Harnessing Metal/Oxide Interlayer to Engineer the Memristive Response and Oscillation Dynamics of Two-Terminal Memristors

Devices with volatile memristive switching and self-sustained relaxation oscillations have received significant attention for their use in neuromorphic computing and solving optimization problems. However, obtaining devices with stable response and reliable oscillation remains challenging. This work describes the utility of metal/oxide interlayers in achieving reliable device performance with tuneable characteristics using Nb-Nb₂O₅-Pt structures. Detailed physical characterization of the Nb/Nb₂O₅ interlayer region shows that it consists of a thin, near-stoichiometric Nb₂O₅ and an NbO_x layer with a graded oxygen content.
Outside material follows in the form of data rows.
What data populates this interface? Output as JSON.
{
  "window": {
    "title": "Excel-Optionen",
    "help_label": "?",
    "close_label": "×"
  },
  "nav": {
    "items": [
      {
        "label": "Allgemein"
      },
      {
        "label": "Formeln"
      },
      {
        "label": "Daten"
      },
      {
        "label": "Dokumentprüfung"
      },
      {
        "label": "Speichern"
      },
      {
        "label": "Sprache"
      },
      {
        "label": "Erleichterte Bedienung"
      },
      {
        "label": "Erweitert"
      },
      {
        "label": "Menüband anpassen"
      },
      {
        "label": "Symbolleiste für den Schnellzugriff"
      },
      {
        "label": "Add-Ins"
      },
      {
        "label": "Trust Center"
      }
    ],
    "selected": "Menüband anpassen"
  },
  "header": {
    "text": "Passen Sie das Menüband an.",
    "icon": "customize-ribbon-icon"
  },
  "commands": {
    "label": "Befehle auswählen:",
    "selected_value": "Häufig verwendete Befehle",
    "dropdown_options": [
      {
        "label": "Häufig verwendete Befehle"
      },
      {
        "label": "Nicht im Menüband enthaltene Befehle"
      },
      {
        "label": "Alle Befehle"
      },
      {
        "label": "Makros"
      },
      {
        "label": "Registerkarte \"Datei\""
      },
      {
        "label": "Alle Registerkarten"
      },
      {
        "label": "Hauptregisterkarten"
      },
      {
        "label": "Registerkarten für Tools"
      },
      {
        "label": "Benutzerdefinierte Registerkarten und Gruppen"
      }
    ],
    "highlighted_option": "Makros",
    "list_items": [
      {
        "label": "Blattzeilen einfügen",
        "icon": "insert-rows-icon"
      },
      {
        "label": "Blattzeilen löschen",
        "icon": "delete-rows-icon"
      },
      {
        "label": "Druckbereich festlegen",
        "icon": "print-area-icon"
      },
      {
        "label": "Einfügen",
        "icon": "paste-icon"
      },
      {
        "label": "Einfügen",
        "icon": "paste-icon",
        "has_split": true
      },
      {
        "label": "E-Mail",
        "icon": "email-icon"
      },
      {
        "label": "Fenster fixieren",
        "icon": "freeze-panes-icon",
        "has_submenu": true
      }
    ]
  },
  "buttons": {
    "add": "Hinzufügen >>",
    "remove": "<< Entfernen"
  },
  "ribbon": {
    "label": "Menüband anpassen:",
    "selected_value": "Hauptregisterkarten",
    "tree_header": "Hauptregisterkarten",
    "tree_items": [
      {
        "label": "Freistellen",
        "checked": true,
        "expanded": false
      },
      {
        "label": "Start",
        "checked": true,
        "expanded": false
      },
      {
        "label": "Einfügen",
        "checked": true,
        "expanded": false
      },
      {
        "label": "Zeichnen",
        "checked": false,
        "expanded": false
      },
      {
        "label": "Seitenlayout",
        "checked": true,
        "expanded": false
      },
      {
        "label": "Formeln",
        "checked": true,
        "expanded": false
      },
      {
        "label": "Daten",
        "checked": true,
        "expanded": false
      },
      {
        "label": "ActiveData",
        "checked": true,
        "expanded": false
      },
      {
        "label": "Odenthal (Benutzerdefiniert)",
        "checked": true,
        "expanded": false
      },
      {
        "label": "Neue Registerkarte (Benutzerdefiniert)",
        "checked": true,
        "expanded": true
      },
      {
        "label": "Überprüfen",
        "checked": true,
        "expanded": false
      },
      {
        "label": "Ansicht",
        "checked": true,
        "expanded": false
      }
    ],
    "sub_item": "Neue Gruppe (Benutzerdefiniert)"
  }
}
The impact of these interlayers on device performance is assessed by investigating their switching characteristics and oscillation dynamics. It is shown that the presence of the interlayer has a direct impact on the memristive switching mode and parameters threshold switching characteristics parameters. These dependencies are explained with reference to a lumped-element circuit model of the device and shown to be dominated by changes in device resistance caused by interlayer formation. Significantly, stable oscillation with tuneable frequency is obtained by increasing the thickness of the reactive Nb electrode. Then, by simulating an array of coupled oscillators, a unique Hamiltonian solver is demonstrated. These results provide pathways for optimizing volatile memristive switching characteristics and guidance on how such devices can be employed to solve combinatorial optimization problems.